Je voudrais maintenant évoquer quelques questions d’actualité qui ne facilitent pas le travail important que vous menez en matière de développement culturel. Quatre points importants me semblent devoir mériter un rapide survol devant vous :
Comme toutes les administrations d’État, le ministère de la Culture engage en 1998 un important mouvement de déconcentration. Je sais que cette question est parfois controversée dans les milieux culturels qui y voient le risque d’un affaiblissement du rôle de l’État et un désengagement. Je crois au contraire, qu’encadrée par de solides règles de gestion et une volonté politique déterminée, la déconcentration, et en particulier la déconcentration financière permettra de rapprocher encore plus des bénéficiaires, et notamment des collectivités, l’instance de décision d’attribution des crédits. La masse des crédits déconcentrés passera ainsi de 1 170 MF en 1997 à 1 774 MF en 1998, ce qui témoigne de l’ampleur de cette réforme.

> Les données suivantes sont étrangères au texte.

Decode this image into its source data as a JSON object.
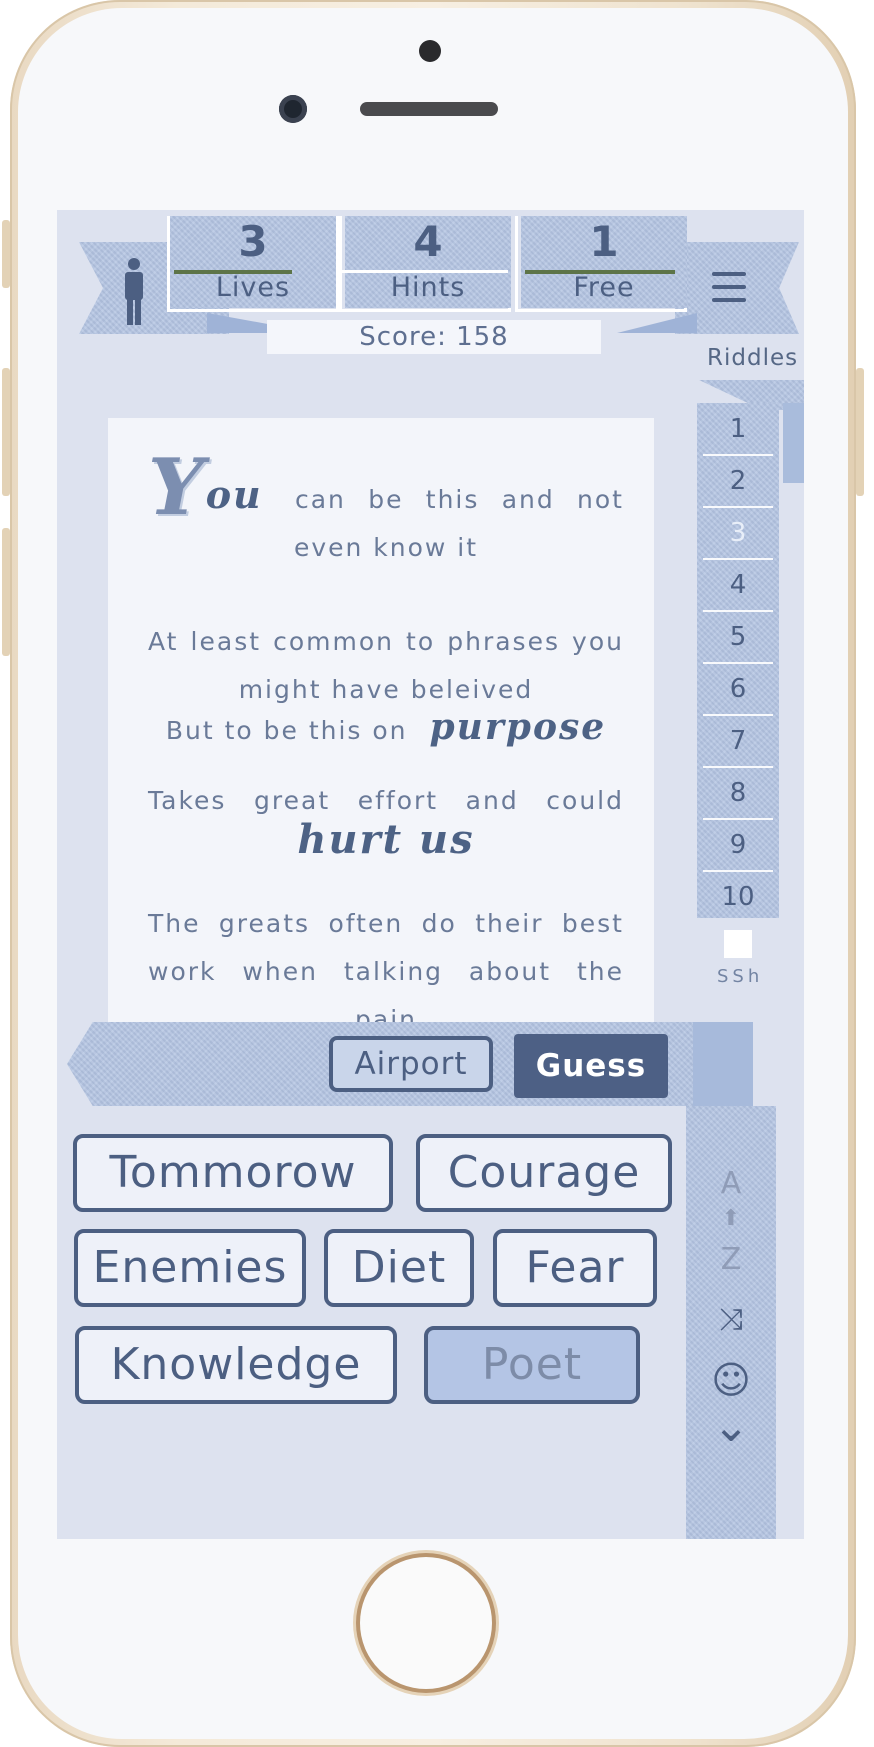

Je voudrais ensuite évoquer la question de la charge de centralité qui est, je le sais, une question tout à fait essentielle pour les villes moyennes que vous représentez. Je sais, vos travaux de cet après-midi y ont été largement consacrés, que les villes moyennes plus encore que les grandes villes connaissent un poids tout à fait important de ce fait, un poids supérieur à celui qui pèse sur les grandes villes
Il n’est pas possible, me semble-t-il, de régler le problème de façon autoritaire. Il me semble en revanche que plusieurs pistes peuvent être esquissées. La première, c’est l’intercommunalité à l’évidence puisqu’elle est une forme de partenariat intelligent permettant la prise en charge collective d’équipements communs.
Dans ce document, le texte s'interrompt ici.